Now people and cities and countries disappear like pricked bubbles in the air.

Thursday, September 03, 2009

A Dead Man Remembering The Dead

It's strange. My mother has been dead for 13 years now but sometimes I miss her as if she only shuffled off the mortal coil yesterday, and the communication between us was familiar and habitual, instead of a long-gone distant memory. I need her advice on things. I don't feel ready to deal with all the crap in my head alone and I'm terrified that if I dump it on those who are closest to me they'll run in the opposite direction with wings on their feet like Billy Whizz in "The Beano". Or was it that Greek God, old What's-His-Name?

Because I've been ill this past couple of years I've become preoccupied with death and loss. I feel like somebody who might already have passed away and is walking around in a ghost body wondering why everything feels different. After all, nothing in life is as I remember it; nothing is as it used to be when I felt like I belonged to life and life belonged to me. Every place I used to work has been shut down, boarded up, fenced off, is grown over now with weeds and rubbish; nearly everyone I've known in any way shape or form is gone. I can't even understand the fucking culture that surrounds me (although it did lift me a bit hearing Bob Dylan sing "I Want You" in the public loos this morning).

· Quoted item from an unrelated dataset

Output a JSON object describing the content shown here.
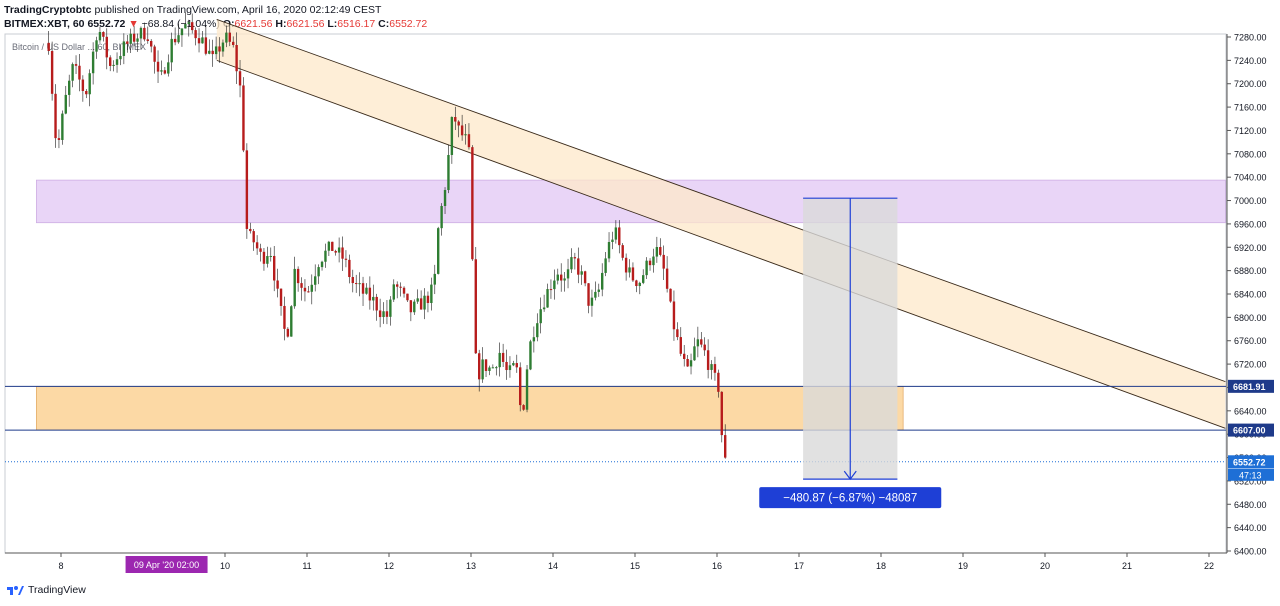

Every day I get up, do my thing at home and go to work wondering if I'm going to die today. Or get an urgent call from the hospital telling me I have a brain tumour. It may or may not be stupid, but that's the way I feel. So I write furiously trying to get something down before I croak or lose my job because my health becomes too poor, after which I'll be too hung up on considerations of survival to be creative. I can't think about career anymore. I can't think beyond lunch, the way my mind is going. And I'm afraid to go to concerts or plays like I used to because I imagine myself blacking out in the middle of a performance and being a ghastly tragic spectacle hauled off to hospital (again), jabbed at, tested, photographed, questioned, all in that condescending manner reserved for patients they know are really really screwed.

Some days it isn't possible to kid yourself into what used to be called "positivity" (which might be defined as a state of mind you are persuaded to adopt so that you quit bothering me), and then the anger and the fear pull at your hide like relentless, wild dogs. That's when you need somebody who can make you feel safe without making it obvious that that's what they're doing, because when anybody is transparent about trying to make you feel safe it makes you feel even more afraid. My mother was the person who used to be able to perform that trick for me, though the only thing that ever scared me more than I'm scared now, when she was alive, was her cancer diagnosis. I wish she was here now and not part of that vanished world out of which I'm floating, still, like a lost shirt on the wind.